Part sequel, part reboot, G.I. Joe is a much better movie than it’s predecessor, but still fails victim to many of the same problems. While the action is hectic and mostly entertaining, the unbalanced, awkward plot and paper-thin characters keep this from being anything other than mindless entertainment.
Picking up sometime after G.I. Joe: The Rise of Cobra, Retaliation starts off strongly, giving the viewer a quick summary of the important aspects of what came before, while also introducing new characters such Roadblock (Dwayne Johnson), Lady Jaye (Adrianne Palicki), and Flint (D.J. Cotrona).
Conrad “Duke” Hauser is now the team leader of the elite squad of soldiers known as the G.I. Joes’, and when the President (Jonathon Pryce), tasks them with retrieving nuclear weapons, in true Joe fashion, they infiltrate a large compound and shoot lots of nameless thugs.
The beginning of Retaliation gave me hope that this movie wouldn’t just be better than its predecessor, but would actually end up being a good action movie overall. Dwayne Johnson and Channing Tatum have great chemistry in the opening moments, and it’s really impressive seeing just how much Tatum has matured as an actor since Rise of Cobra.
Tatum comes off as having strong charisma, and his back-and-forth with Johnson’s character Roadblock is entertaining and even humorous. Sadly, however, Tatum takes an abrupt exit from the film, leaving the movie to rest on the shoulders of Johnson, Palicki, and Cotrona. And that’s where things start slipping.
While Johnson is a likable actor, his character is written to be nothing more than a brute of an action hero, and Palicki, while also likable in her own way, is also written poorly so that she comes across as being nothing more than eye-candy. And Cotrona, who plays Flint, well, he’s just flat-out boring across the board.

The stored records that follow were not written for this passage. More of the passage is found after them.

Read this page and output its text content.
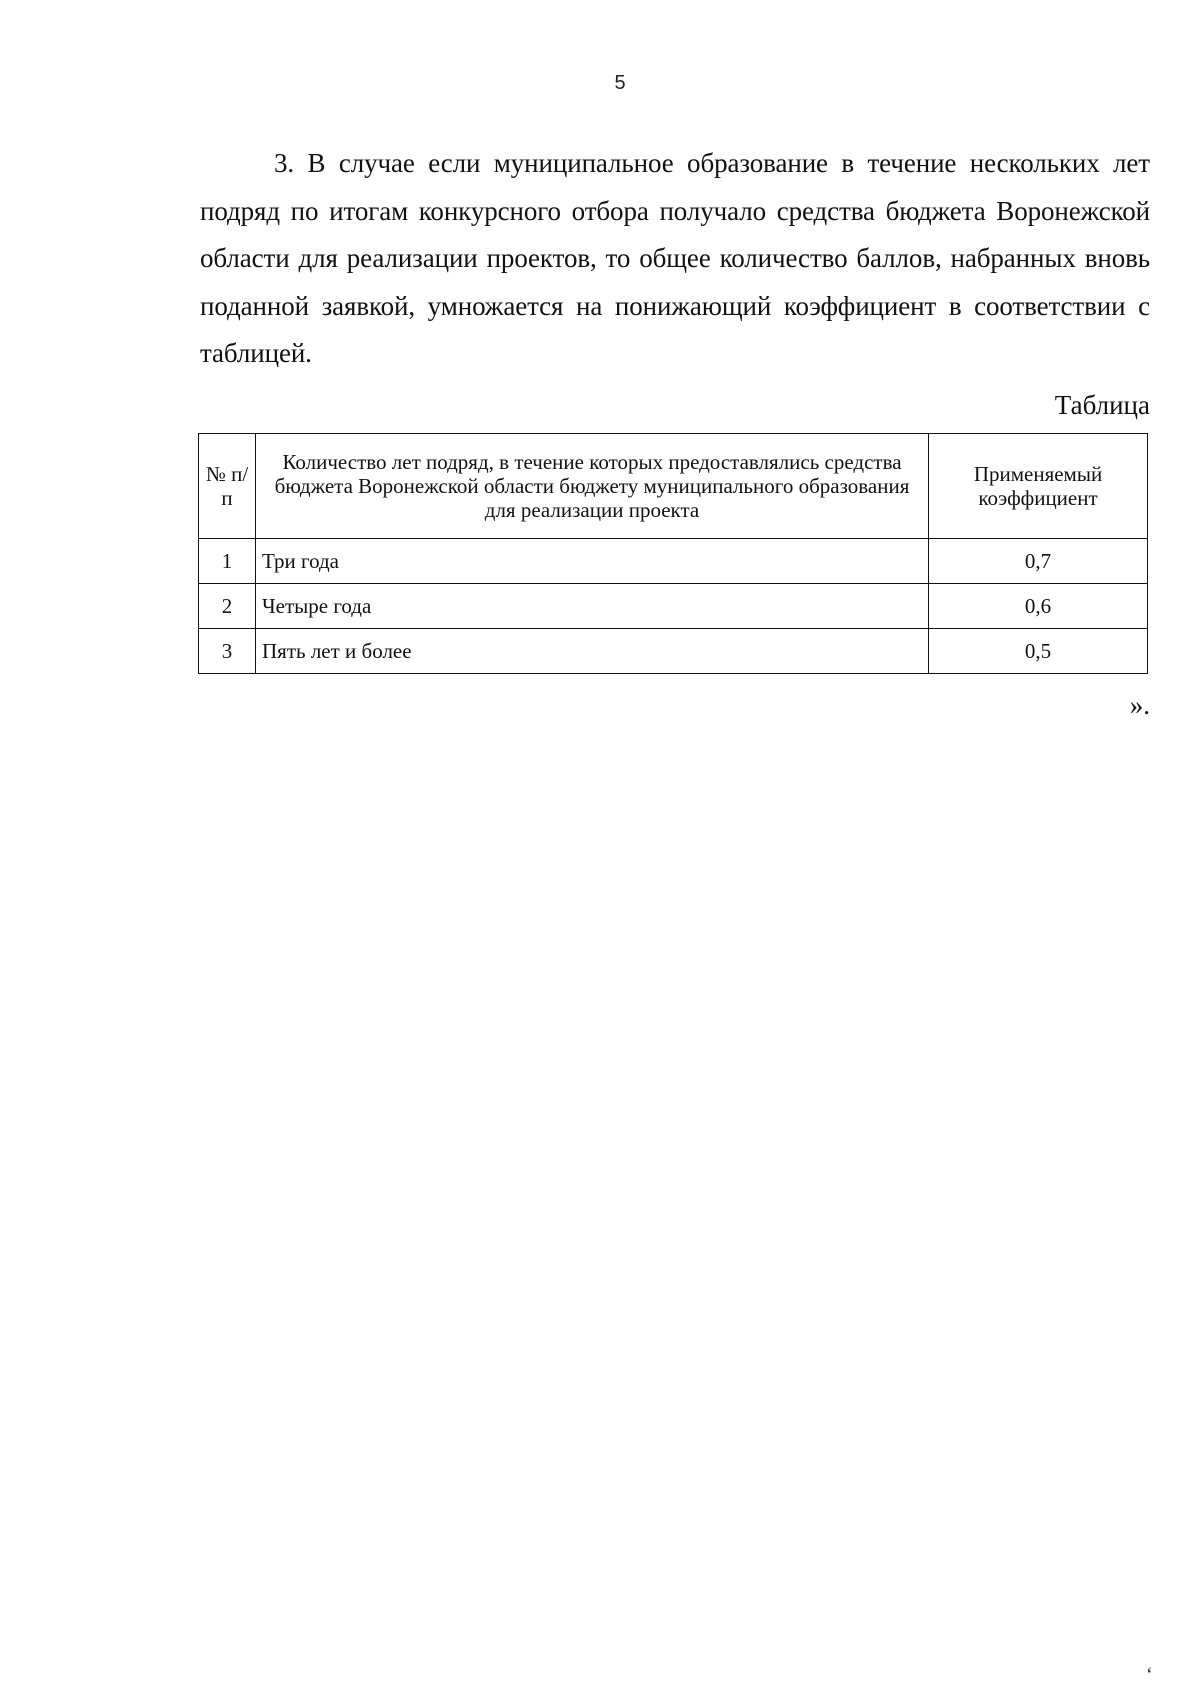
5

3. В случае если муниципальное образование в течение нескольких лет подряд по итогам конкурсного отбора получало средства бюджета Воронежской области для реализации проектов, то общее количество баллов, набранных вновь поданной заявкой, умножается на понижающий коэффициент в соответствии с таблицей.

Таблица
№ п/п	Количество лет подряд, в течение которых предоставлялись средства бюджета Воронежской области бюджету муниципального образования для реализации проекта	Применяемый коэффициент
1	Три года	0,7
2	Четыре года	0,6
3	Пять лет и более	0,5
».
‘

You see, Rise of Cobra was a terribly dumb movie, but it benefited from a fun cast of characters and a firm tongue-in-cheek tone. However, Retaliation, while definitely more realistic and less over-the-top, is still so laughably flat that no matter how flashy the explosions are, it just feels empty.
Much of this is due to the plot, which, quite frankly, is terrible. It had the potential to be good, but it tries to do too much, and ends up being convoluted and overly ambitious. It tries to juggle too many plot threads and spends so little time developing any of them that the whole thing seems like a half-hearted attempt at a good storyline.
The same can be said for the characters. While Jonathon Pryce seems to be having fun as the President, and Bruce Willis makes a fun appearance as General Joe Colton, the rest of the cast seems lifeless and depressingly two-dimensional.
I can’t help but wonder how different, and probably better, this movie would’ve been if Tatum had stuck around as the lead. And that’s something I never thought I’d say.
However, with all that said, this movie does have it’s bright points. The action, while not necessarily original, is fast-paced and hectic enough to hold your attention most of the time, but where the movie really shines is in its awesome ninja on ninja fight sequences.
Almost every time Snake Eyes, his female protege Jinx, or Storm Shadow show up-screen, the movie is at its best. The sword fights are well-choreographed and exciting, mostly due to director Jon Chu’s dancing movie background no doubt, and inject the movie with a much-needed energy boost.
The film’s most impressive set-piece, taking place on a cliff side, is a true visual treat. Seeing over a dozen of ninjas fight each other while suspended over an incredible height is just as exhilarating as it sounds, and stands out as the best scene in the entire movie. Which sadly makes the climax seem lackluster in comparison, even if it is exciting in its own way.
Also, it was nice seeing the villains come across as much more menacing than they did in Rise of Cobra. Cobra Commander actually looks like he’s supposed too, and Firefly and Storm Shadow are just menacing enough to be both entertaining villains and exciting additions to the action.
Overall though, G.I. Joe: Retaliation is a forgettable yet fun action romp; but one that fails victim to an incredibly poor script. Would I recommend it, not necessarily, but I wouldn’t not recommend it. There’s enough fun moments to please diehard G.I. Joe fans or the casual action movie fan, but not nearly enough character or plot development to make anyone walk away feeling truly impressed.
If you decide to check this movie out, go in expecting a brainless, purely popcorn entertainment kind of movie. And if you look past the paper-thin plot and mostly boring characters, there’s a a fun action movie to be seen. Just make sure you set your expectations accordingly.